DiMatteo, who leads policy, regulatory and international services at Wolf, DiMatteo + Associates, presented a seminar on NAFTA and the natural products industry with Len Monheit, president and editor of NPIcenter, during the 2009 Natural Products Expo East in Boston on Wednesday.
NAFTA, passed in 1994 among the United States, Canada and Mexico, connected 444 million people and produced $17 trillion in goods and services. At this point, all tariffs have been eliminated.
But it also has its problems. The trade deficit grew 16.3 percent since June.
“NAFTA was oversold and there is more in labor standards and the environment that needs to be done,” DiMatteo said.
The best way to outline how NAFTA is losing effectiveness is to examine how it has worked in Mexico and what some of the fallout has been for the United States, DiMatteo said. Consider the following:
• Because of NAFTA, Mexico dismantled its domestic support for agriculture, including tariffs on basic foods and programs for rural development.
• The United States lost 200,000 farms.
• Net farm income during NAFTA decreased.
• The number of undocumented migrants from Mexico doubled.
• Corn imports from the United States increased 94 percent.
• Consumer prices in Mexico increased.
• Mexico dismantled its corn-marketing board.

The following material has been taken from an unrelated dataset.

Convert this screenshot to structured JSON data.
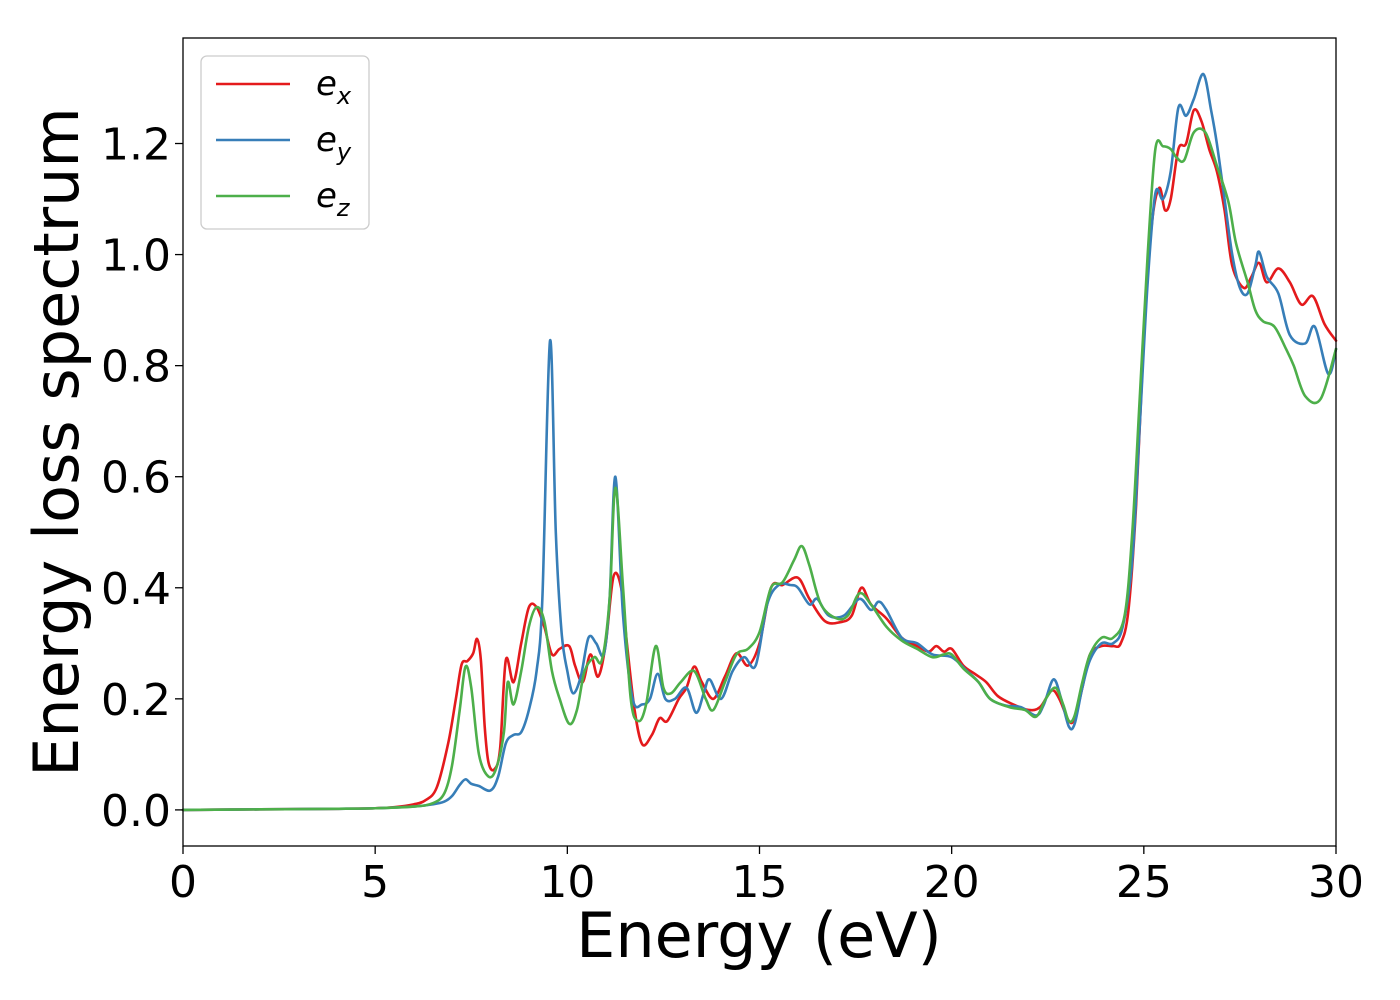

• Mexico has been asked to switch to specialized crops like fruit, causing a loss of knowledge, culture and tradition in the country’s staple food product of corn.
DiMatteo said NAFTA has created “a global food insecurity issue.” But there are several initiatives designed to address this problem. A task force is being organized to renegotiate NAFTA, based on fair-trade policy; not free trade, she said. A civil security coalition of 60 organizations also will outline priorities for NAFTA to support trade reform.
“Labor rights and national sovereignty has to be in there,” she said.